According to the information agency of the National Council of Science and Technology (CONACYT), the purpose of this project is to obtain information without the need to establish land bases.

In Mexico, several space projects have been developed in universities through the years: in 1996, Mexico made the successful launch of UNAMSAT-B, a satellite developed by the National Autonomous University of Mexico (UNAM).

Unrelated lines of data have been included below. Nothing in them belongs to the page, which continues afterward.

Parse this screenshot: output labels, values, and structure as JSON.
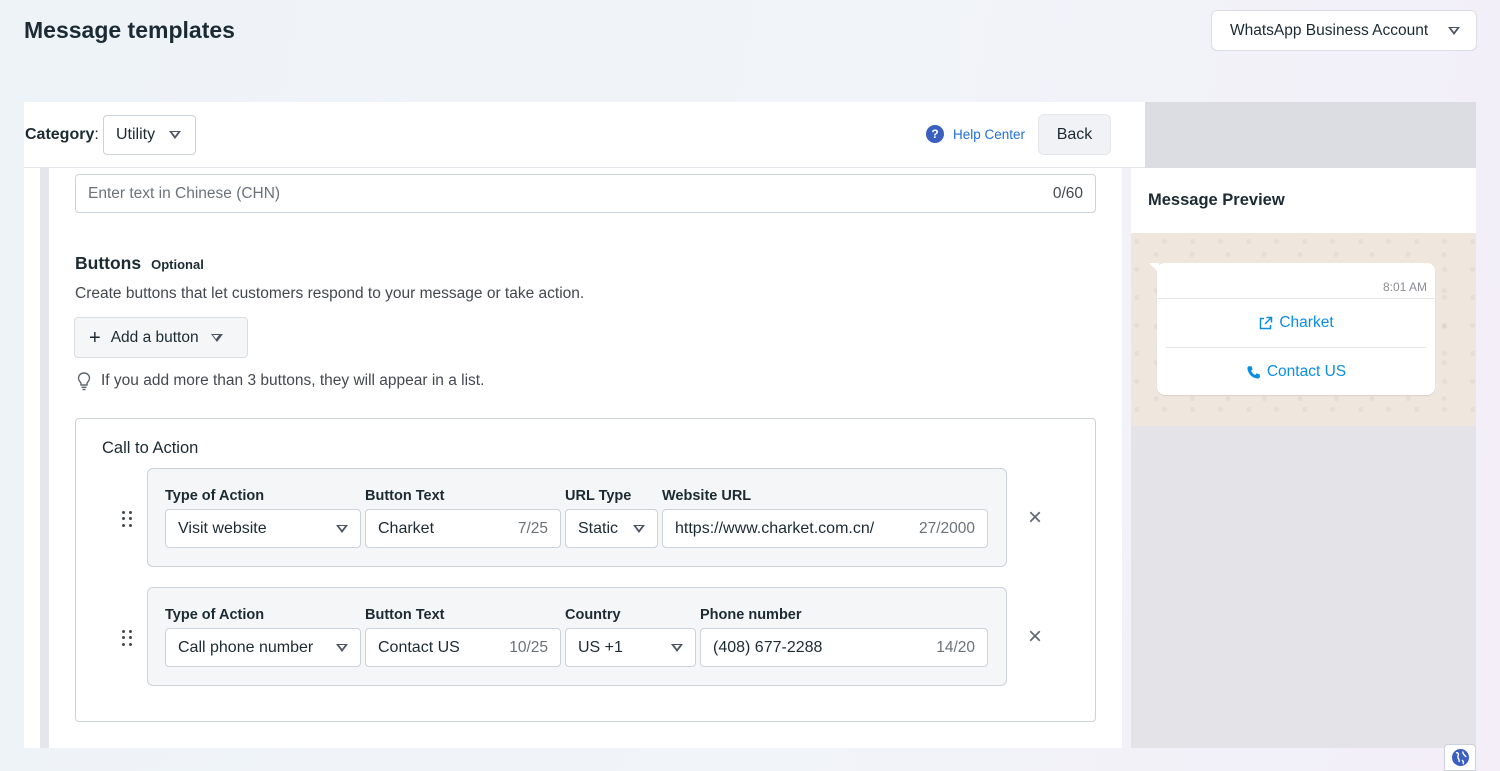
{
  "page": {
    "title": "Message templates"
  },
  "account_selector": {
    "label": "WhatsApp Business Account",
    "icon": "chevron-down-icon"
  },
  "header": {
    "category_label": "Category",
    "category_value": "Utility",
    "help_label": "Help Center",
    "back_label": "Back"
  },
  "footer_field": {
    "placeholder": "Enter text in Chinese (CHN)",
    "counter": "0/60"
  },
  "buttons_section": {
    "heading": "Buttons",
    "optional_tag": "Optional",
    "description": "Create buttons that let customers respond to your message or take action.",
    "add_button_label": "Add a button",
    "hint": "If you add more than 3 buttons, they will appear in a list."
  },
  "call_to_action": {
    "title": "Call to Action",
    "rows": [
      {
        "labels": {
          "type": "Type of Action",
          "text": "Button Text",
          "third": "URL Type",
          "fourth": "Website URL"
        },
        "type_value": "Visit website",
        "text_value": "Charket",
        "text_counter": "7/25",
        "third_value": "Static",
        "fourth_value": "https://www.charket.com.cn/",
        "fourth_counter": "27/2000"
      },
      {
        "labels": {
          "type": "Type of Action",
          "text": "Button Text",
          "third": "Country",
          "fourth": "Phone number"
        },
        "type_value": "Call phone number",
        "text_value": "Contact US",
        "text_counter": "10/25",
        "third_value": "US +1",
        "fourth_value": "(408) 677-2288",
        "fourth_counter": "14/20"
      }
    ]
  },
  "preview": {
    "title": "Message Preview",
    "time": "8:01 AM",
    "buttons": [
      {
        "label": "Charket",
        "icon": "external-link-icon"
      },
      {
        "label": "Contact US",
        "icon": "phone-icon"
      }
    ],
    "accent_color": "#0a8ee0"
  }
}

The device operated for three months and was developed by both students and teachers, although NASA did not participate.

The evaluation of AzTechSat-1 was conducted recently and Andrés Martínez, executive of Advanced Systems of Exploration of NASA, was satisfied with the work developed in the UPAEP.

He clarified that the design review (called Critical Design Review) of the nanosatellite is one of the most difficult stages to overcome because it encompasses 12 different areas, 10 of a technical nature and two related to its operating system.

As part of the results obtained, out of 12 aspects evaluated, nine were satisfactorily accredited and three more required further observation in the following months.

The project's scientific director, Héctor Simón Vargas Martínez, explained that the observations were related to the satellite’s software. He added that NASA had evaluated the functional aspects of the equipment at laboratory level.

He added that there were two more revisions left, representing the most important part of the evaluation: They involve tests of the nanosatellite in the NASA laboratories, where the mission will be tested, and the electronic part of the AzTechSat-1, designed from scratch in the UPAEP.

The NASA representative, Andrés Martínez, announced that they were already in talks with academics from UNAM and the National Polytechnic Institute (IPN), for the joint development of space missions.